The news: Venmo launched Venmo Stash, a bundled brand rewards system for users, per a press release.
Centralized within Venmo’s Venmo Debit Mastercard, cardholders can select handpicked bundles of their favorite brands—which include Uber, Lyft, Target, Walmart, and Sephora—to earn a flat 1% back on their purchases. Users can raise that rate to 2% by enabling auto-reloads to their wallets and 5% for adding at least $500 in direct deposits on Venmo each month.
Cashback rewards are capped at $100 per month, and users can switch bundles each month.
Why this matters: Venmo is trying to solidify loyalty among Gen Z consumers, who are already more likely to pay by debit card than other generations within the last 30 days, per November 2023 Federal Reserve Bank of Atlanta data. Juicing rewards for debit gives this cohort a sense of perceived safety in their payment choice with rewards typically reserved for credit cards.

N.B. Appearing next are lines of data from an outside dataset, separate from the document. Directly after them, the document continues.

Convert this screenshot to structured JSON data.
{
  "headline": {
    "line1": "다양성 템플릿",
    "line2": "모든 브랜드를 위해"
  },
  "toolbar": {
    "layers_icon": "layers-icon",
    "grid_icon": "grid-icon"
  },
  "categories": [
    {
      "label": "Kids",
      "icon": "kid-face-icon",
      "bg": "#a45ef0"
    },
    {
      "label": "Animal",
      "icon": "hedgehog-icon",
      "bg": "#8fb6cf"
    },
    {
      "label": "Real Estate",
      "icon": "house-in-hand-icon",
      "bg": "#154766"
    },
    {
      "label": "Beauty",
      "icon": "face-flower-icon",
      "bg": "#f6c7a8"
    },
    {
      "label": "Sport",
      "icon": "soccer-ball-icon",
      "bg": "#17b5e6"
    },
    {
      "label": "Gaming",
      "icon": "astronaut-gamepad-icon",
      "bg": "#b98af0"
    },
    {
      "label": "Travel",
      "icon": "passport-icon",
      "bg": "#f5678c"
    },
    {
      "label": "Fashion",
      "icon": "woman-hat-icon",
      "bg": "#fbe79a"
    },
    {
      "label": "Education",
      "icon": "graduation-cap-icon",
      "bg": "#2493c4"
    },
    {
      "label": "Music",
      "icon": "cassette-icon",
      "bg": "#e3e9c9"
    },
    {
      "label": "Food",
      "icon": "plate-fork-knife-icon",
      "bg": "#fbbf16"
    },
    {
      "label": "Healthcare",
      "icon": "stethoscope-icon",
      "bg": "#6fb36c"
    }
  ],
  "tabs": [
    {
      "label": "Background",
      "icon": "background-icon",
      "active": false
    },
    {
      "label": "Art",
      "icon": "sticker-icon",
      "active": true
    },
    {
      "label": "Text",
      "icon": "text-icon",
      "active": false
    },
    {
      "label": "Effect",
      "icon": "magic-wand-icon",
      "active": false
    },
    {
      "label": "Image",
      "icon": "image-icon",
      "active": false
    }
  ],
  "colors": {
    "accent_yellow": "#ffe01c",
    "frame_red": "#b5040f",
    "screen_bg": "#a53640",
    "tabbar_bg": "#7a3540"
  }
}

This allows Venmo to further entrench the audiences it captured through zeitgeisty, celeb-backed ad campaigns like “Venmo Everything” and campus partnerships through the Big Ten and Big 12, deepening the gains made over Q3 2025: Venmo debit actives increased over 40% and Venmo revenues hit 20% YoY growth.

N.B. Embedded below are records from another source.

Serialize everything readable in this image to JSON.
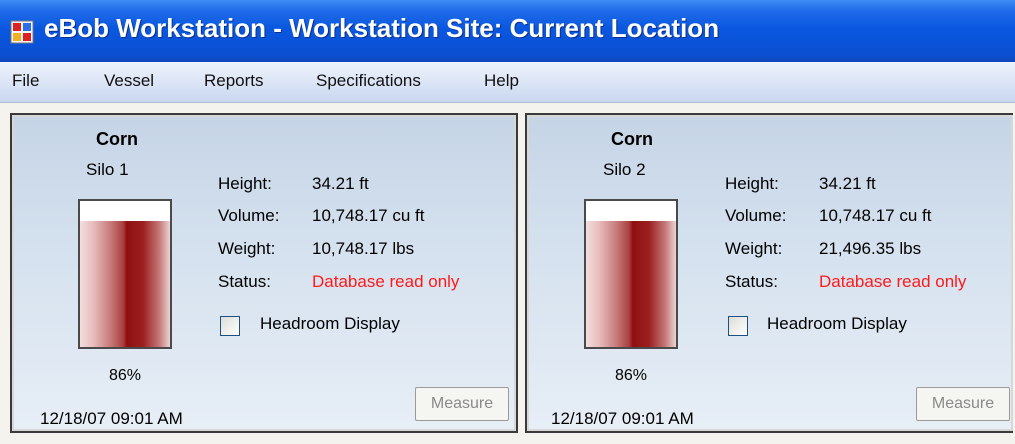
{
  "window": {
    "title": "eBob Workstation - Workstation Site: Current Location",
    "icon": "app-icon"
  },
  "menu": [
    "File",
    "Vessel",
    "Reports",
    "Specifications",
    "Help"
  ],
  "labels": {
    "height": "Height:",
    "volume": "Volume:",
    "weight": "Weight:",
    "status": "Status:",
    "headroom": "Headroom Display",
    "measure": "Measure"
  },
  "silos": [
    {
      "product": "Corn",
      "name": "Silo 1",
      "height": "34.21 ft",
      "volume": "10,748.17 cu ft",
      "weight": "10,748.17 lbs",
      "status": "Database read only",
      "percent_text": "86%",
      "fill_fraction": 0.86,
      "timestamp": "12/18/07 09:01 AM",
      "headroom_checked": false
    },
    {
      "product": "Corn",
      "name": "Silo 2",
      "height": "34.21 ft",
      "volume": "10,748.17 cu ft",
      "weight": "21,496.35 lbs",
      "status": "Database read only",
      "percent_text": "86%",
      "fill_fraction": 0.86,
      "timestamp": "12/18/07 09:01 AM",
      "headroom_checked": false
    }
  ],
  "colors": {
    "title_bar": "#0a58e0",
    "status_text": "#ff1a1a",
    "tank_fill": "#8f0f0f"
  }
}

Solidifying rewards through merchant-specific offers also connects well with consumers: 31.3% of satisfied cardholders said they maxed out their redeemable rewards for merchant-linked offers—well above product-specific offers or general rewards. Giving consumers an element of choice with their rewards redemption can foster loyalty through a sense of personalization—also favored by Gen Z and millennials alike.
Our take: Injecting more choice into consumers’ rewards adds incentives to make a card top of wallet. Leaning into flexible rewards and card-linked offers can help secure younger consumers who are looking for value and functionality at checkout during economic uncertainty.